Cleaners on the Metro system will also be going on strike with a 48-hour walk-out starting at 10.30pm on Sunday June 10. Cleaners are also unhappy about the sacking of a colleague.
RMT general secretary Bob Crow said: “In the face of the insulting pay offer of 1.3% offer for DB Regio, the attempt to impose poverty pay on the cleaners and the outrageous attack on one of our members we have had no option but to take action in defence of standards of living in a climate free from victimisation.”
He added: “RMT cleaners have shown that they will not put up with victimisation and bullying and poverty pay and the DB Regio members have given a resounding no to attacks on pay and conditions, they have delivered the strongest possible mandate for action in three separate ballots and we know that the action announced today will prove to be rock solid.”
Three different ballots for strike action among cleaners and drivers produced support of between 70% and 100%, with all the Metro drivers thought to be in the RMT union.
North East RMT coordinator Micky Thompson last night blamed the strike action on both rail operator DB Tyne and Wear and Nexus, the council-backed group which owns the railway.
Mr Thompson added: “We don’t want anyone to cause disruption but we have workers who deserve a just wage.
“We saw the concerts coming up and they fell into our hands, we are not going to turn down the chance to strengthen our hand, but we do not want to be in this situation, and DB and Nexus, who have came to this very late, can still avoid this by making a proper and realistic offer to us. 1.3% is less than inflation, it is a de facto pay cut and we are not prepared to sit back and let that happen.”
Last night many of the region’s Labour politicians were reluctant to condemn strike action even though it threatens to undermine major summer events. The Journal contacted the office of David Miliband, who sits on Sunderland AFC’s board, to see if the MP supported strike action but a comment was not provided. The constituency office said the MP is currently out of the country.
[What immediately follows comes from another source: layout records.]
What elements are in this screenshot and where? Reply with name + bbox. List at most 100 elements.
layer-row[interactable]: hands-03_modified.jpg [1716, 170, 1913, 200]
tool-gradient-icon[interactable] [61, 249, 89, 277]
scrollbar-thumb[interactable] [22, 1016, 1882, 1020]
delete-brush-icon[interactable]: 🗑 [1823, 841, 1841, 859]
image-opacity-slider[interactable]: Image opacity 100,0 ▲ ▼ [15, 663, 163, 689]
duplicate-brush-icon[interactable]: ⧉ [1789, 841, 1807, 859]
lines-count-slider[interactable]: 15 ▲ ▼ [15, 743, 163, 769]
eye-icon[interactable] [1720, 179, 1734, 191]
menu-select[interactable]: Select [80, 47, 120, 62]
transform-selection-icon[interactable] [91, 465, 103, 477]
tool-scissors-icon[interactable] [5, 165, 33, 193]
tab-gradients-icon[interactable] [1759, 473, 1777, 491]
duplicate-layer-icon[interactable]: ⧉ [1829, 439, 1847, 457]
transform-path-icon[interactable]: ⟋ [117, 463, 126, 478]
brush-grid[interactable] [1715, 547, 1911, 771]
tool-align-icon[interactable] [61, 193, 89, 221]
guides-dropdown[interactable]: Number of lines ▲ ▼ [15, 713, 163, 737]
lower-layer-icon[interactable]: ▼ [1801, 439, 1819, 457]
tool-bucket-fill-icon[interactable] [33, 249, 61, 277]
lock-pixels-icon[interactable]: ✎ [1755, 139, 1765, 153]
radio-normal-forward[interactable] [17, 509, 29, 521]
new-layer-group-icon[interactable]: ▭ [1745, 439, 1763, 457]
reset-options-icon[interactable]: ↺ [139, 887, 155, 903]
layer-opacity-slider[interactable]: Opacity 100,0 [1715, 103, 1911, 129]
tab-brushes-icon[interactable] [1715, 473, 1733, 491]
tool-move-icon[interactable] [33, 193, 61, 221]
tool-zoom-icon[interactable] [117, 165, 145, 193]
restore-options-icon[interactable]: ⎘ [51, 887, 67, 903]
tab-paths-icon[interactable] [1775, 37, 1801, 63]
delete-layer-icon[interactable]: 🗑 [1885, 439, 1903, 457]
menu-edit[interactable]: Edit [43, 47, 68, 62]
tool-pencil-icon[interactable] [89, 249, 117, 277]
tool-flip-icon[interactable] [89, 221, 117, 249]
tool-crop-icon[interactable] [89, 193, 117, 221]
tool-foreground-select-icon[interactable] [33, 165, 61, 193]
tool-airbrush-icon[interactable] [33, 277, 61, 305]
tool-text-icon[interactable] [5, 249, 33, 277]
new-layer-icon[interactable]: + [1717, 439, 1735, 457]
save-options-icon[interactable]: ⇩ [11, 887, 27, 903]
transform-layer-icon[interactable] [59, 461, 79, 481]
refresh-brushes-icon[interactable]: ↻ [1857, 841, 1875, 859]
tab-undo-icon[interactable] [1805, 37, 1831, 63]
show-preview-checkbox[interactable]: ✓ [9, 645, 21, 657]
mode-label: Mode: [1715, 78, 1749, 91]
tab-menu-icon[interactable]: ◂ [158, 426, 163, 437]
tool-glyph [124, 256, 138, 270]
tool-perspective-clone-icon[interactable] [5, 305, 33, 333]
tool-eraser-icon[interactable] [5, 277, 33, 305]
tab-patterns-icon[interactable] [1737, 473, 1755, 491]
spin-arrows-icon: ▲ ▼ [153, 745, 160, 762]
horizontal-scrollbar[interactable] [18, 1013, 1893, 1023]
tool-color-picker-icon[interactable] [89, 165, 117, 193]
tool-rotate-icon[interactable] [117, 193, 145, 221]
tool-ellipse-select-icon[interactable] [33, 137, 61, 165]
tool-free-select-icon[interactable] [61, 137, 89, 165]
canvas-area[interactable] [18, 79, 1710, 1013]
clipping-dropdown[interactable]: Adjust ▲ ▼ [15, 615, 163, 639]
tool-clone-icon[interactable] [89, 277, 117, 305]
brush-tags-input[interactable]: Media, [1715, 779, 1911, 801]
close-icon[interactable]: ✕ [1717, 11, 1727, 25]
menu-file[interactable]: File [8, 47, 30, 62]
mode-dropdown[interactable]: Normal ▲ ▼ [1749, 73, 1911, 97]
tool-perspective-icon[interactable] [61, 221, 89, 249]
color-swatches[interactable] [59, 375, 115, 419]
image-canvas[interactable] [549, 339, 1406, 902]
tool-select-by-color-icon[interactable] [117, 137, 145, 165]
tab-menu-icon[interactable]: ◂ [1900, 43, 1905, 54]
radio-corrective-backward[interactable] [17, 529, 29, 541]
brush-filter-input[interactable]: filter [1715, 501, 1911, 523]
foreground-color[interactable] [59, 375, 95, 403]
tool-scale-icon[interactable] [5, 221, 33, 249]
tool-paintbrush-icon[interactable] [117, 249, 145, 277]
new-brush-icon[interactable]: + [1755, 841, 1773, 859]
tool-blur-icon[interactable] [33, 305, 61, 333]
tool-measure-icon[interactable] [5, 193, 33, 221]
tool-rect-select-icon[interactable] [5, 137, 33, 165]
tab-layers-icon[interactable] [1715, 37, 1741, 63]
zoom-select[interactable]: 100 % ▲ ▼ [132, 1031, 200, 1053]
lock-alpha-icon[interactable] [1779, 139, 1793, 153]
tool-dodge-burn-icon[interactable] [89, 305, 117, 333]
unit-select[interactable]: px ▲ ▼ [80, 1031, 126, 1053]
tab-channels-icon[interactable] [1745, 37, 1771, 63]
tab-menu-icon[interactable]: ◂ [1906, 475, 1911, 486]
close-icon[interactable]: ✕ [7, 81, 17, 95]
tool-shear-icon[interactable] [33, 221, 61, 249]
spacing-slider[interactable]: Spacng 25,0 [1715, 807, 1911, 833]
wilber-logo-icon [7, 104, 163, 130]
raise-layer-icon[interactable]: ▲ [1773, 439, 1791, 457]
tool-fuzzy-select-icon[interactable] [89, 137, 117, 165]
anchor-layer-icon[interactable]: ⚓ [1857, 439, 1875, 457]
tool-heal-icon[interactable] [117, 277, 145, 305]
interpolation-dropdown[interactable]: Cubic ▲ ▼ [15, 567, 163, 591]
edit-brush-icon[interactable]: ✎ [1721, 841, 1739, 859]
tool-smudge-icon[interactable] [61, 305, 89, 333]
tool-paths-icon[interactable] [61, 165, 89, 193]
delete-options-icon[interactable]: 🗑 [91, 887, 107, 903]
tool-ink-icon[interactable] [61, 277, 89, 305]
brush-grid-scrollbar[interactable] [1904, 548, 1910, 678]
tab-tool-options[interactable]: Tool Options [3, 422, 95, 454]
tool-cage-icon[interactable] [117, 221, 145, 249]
Strike talks have however been called for by the North East Chamber of Commerce.
Head of policy Ross Smith, said: “The concerts at Sunderland’s Stadium of Light provide a showcase for the region and bring in millions to the North East economy.
“To even consider strike action on days where the region will be packed with visitors reliant on public transport – not to mention the people who use the service every day – is both irresponsible and counter-productive.
“Hopefully common sense will prevail and industrial action will be avoided.”